3. We wanted to ensure that the words weren't limited to just a few of these sources, so for each word we used the Juilland d dispersion measure to see how "equally" the tokens for the words were distributed across all 30 sources, and we eliminated any words with a measure of less than about 0.75.

4. We looked at high frequency phrases with each word, to eliminate words that occurred in highly frequent "boilerplate" phrases in a particular source (e.g. ...this article cannot be redistributed without prior consent...).

5. We then compared the number of texts with the word in the US, both in 2016 and overall in 2010-2016, and ranked the words by the ratio in these two periods (see full data). The word needs to occur in a minimum of about 300 texts in 2016.

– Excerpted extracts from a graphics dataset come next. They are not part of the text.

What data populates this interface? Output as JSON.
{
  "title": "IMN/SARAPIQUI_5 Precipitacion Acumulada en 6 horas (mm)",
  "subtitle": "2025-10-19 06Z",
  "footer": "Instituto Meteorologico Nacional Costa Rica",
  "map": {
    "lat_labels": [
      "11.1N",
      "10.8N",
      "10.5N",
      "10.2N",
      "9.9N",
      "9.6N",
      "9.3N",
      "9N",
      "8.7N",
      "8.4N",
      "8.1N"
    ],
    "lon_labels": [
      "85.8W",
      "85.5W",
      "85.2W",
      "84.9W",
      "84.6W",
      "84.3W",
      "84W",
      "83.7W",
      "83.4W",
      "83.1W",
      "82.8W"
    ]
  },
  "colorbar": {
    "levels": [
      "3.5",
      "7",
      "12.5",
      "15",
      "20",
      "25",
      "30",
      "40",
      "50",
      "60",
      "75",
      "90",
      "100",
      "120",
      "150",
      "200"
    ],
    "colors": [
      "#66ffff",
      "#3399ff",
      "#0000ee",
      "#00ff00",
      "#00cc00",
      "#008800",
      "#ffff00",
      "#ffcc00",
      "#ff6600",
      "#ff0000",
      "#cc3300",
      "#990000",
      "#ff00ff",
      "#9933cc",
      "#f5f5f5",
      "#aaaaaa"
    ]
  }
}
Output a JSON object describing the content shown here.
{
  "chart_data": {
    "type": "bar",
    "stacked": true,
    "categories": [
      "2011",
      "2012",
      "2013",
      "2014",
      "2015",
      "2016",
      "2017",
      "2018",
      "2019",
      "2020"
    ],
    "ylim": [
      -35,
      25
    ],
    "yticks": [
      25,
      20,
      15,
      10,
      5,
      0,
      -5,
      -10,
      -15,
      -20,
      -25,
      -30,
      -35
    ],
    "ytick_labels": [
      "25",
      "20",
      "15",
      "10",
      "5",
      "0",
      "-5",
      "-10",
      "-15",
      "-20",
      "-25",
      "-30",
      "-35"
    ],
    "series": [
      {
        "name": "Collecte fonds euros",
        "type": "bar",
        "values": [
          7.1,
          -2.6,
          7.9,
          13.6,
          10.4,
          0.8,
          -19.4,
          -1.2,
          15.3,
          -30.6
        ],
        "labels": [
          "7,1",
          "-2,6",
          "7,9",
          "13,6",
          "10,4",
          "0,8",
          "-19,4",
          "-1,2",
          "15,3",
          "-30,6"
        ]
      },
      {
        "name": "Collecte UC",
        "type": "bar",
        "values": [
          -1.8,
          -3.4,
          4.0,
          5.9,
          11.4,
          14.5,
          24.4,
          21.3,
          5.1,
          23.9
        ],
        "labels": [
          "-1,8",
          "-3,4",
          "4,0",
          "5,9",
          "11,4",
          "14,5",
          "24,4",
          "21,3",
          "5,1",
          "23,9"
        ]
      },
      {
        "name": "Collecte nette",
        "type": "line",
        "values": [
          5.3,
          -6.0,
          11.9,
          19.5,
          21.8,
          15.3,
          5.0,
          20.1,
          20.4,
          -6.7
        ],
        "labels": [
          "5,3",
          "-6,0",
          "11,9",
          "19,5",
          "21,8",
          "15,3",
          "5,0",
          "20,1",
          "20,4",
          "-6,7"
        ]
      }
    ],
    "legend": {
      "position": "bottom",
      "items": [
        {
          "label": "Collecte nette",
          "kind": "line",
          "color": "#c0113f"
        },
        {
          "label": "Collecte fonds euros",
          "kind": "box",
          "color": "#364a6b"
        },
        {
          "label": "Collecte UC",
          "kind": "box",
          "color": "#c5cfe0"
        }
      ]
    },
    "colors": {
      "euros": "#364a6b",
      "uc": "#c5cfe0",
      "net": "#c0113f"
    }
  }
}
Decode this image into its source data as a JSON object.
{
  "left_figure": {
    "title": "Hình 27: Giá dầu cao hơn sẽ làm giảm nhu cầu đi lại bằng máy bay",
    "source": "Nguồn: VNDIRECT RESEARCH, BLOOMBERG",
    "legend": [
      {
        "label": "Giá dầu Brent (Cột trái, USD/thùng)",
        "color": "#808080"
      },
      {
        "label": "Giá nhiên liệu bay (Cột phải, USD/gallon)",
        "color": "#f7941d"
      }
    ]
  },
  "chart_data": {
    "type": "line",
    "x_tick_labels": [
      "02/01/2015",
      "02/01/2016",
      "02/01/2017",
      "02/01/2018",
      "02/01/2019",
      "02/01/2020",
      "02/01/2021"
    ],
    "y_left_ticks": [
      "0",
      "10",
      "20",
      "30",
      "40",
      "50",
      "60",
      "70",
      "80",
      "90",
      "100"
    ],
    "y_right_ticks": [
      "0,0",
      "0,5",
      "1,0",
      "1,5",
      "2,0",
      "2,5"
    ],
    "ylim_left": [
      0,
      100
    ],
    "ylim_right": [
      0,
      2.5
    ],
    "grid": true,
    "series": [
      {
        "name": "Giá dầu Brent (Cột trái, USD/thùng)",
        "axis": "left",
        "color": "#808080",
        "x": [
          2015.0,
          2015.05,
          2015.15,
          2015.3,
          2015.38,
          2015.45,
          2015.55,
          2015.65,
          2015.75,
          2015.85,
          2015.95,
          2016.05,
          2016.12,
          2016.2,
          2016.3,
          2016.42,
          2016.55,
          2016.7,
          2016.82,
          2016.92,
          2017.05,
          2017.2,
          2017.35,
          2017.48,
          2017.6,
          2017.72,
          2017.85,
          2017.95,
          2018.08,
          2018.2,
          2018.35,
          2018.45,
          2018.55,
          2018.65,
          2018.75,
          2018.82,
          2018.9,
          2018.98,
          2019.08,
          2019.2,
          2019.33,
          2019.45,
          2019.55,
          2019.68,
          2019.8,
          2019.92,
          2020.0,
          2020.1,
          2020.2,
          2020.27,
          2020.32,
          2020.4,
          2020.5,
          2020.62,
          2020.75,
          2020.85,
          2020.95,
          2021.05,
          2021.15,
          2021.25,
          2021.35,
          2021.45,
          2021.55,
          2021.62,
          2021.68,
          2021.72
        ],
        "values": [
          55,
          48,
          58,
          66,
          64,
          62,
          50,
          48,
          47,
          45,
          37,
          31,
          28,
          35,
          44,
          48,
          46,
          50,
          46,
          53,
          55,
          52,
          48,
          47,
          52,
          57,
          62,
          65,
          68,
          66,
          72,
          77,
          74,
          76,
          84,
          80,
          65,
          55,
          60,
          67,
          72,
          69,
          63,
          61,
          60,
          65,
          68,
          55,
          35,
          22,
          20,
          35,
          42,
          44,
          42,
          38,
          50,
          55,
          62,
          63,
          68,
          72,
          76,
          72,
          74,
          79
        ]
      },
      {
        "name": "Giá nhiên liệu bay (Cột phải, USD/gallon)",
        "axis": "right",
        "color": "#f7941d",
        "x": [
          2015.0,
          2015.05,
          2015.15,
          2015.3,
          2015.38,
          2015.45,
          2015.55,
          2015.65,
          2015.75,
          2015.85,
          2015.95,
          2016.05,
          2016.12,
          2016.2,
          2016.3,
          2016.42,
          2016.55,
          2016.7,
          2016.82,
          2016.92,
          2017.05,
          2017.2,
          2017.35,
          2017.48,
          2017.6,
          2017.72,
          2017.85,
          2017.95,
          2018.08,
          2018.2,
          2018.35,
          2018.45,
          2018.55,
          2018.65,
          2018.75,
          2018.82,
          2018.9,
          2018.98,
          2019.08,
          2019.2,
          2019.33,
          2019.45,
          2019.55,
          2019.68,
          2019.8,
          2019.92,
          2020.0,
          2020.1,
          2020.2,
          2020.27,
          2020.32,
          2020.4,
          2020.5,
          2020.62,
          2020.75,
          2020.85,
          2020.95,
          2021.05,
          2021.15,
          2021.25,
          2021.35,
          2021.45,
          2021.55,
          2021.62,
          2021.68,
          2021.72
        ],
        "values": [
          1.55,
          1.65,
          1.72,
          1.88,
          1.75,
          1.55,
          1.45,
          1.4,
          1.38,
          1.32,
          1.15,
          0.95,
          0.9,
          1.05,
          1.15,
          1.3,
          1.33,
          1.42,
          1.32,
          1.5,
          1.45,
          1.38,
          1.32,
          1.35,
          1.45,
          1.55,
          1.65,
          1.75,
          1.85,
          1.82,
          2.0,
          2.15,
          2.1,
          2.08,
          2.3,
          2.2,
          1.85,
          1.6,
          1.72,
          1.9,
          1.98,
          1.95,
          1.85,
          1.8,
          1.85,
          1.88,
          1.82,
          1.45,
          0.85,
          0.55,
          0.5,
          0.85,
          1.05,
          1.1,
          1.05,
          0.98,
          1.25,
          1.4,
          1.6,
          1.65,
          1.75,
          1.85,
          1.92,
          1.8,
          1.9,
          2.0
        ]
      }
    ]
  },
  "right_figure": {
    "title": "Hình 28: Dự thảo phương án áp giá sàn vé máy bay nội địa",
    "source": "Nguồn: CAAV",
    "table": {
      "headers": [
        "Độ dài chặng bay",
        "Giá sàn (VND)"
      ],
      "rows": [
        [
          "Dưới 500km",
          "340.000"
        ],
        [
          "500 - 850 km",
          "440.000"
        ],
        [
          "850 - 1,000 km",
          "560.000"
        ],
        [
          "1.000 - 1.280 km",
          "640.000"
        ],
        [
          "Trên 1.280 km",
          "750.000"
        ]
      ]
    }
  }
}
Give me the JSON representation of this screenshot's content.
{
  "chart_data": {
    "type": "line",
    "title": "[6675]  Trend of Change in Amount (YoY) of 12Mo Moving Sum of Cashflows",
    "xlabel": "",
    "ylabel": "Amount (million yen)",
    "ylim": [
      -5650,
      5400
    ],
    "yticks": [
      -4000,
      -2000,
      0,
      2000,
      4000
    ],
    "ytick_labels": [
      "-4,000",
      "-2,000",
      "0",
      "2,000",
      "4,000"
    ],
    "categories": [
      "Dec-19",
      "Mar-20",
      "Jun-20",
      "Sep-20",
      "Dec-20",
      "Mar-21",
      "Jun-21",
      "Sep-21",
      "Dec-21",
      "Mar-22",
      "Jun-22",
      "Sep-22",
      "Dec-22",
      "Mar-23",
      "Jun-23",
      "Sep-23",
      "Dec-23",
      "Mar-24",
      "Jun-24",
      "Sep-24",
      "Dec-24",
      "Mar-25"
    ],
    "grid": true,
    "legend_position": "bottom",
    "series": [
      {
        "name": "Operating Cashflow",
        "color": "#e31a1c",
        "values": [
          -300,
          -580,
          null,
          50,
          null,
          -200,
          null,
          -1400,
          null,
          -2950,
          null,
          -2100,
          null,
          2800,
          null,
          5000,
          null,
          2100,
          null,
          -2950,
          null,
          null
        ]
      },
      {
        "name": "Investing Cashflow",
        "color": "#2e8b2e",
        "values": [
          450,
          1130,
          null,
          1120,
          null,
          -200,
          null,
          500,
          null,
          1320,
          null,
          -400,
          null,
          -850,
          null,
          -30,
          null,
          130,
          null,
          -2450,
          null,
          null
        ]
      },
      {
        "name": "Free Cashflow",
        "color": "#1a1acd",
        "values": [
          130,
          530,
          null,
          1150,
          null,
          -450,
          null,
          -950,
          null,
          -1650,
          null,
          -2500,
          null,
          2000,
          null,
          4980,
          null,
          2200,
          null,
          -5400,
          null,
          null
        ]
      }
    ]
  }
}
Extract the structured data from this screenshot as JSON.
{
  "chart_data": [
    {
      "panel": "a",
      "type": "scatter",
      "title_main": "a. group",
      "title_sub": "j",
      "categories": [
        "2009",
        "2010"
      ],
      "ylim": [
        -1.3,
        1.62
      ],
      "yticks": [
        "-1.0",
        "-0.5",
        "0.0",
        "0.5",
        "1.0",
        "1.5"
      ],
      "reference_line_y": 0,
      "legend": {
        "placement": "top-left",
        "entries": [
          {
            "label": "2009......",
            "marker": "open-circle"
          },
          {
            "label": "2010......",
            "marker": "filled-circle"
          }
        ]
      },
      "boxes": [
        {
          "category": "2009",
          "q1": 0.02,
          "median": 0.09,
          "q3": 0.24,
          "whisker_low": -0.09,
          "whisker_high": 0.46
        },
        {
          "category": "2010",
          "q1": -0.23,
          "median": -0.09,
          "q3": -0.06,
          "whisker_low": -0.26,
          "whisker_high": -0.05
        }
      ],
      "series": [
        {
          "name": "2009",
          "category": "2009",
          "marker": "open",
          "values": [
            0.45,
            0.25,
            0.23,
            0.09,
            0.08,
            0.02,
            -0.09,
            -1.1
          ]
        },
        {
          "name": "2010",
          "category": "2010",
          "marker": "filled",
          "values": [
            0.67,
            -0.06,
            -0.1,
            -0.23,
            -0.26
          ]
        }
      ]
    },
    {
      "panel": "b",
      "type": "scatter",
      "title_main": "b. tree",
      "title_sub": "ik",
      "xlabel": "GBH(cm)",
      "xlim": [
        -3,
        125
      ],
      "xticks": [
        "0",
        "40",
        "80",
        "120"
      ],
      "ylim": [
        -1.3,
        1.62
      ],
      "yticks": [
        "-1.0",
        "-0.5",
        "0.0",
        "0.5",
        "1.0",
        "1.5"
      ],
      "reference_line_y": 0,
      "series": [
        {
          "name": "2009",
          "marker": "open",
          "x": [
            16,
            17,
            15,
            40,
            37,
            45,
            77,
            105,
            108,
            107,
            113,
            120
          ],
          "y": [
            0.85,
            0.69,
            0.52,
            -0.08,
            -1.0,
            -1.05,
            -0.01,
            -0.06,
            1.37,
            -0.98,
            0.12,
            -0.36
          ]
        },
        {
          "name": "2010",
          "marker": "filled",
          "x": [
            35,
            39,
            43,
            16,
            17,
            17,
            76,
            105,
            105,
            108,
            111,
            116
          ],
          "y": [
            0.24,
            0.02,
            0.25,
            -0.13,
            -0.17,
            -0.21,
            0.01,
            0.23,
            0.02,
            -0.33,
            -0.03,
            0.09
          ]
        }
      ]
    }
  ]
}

To take a concrete example (from the full data), nominee occurs in 2,720 texts from 2016 and 3,555 texts from 2010-2016, which means that 77% of all of the texts are from 2016. As #2 above shows, about 31% of all texts in the US corpus (in our sub-corpus of 30 sources) are from 2016, and therefore for any word we would expect about 31% of the texts to be from 2016. So 0.77 is 2.43 times more than the expected figure of 0.31, and that number (2.43) is what is used to find "more frequent" words from 2016. The words are ranked by this ratio (for each of the categories above).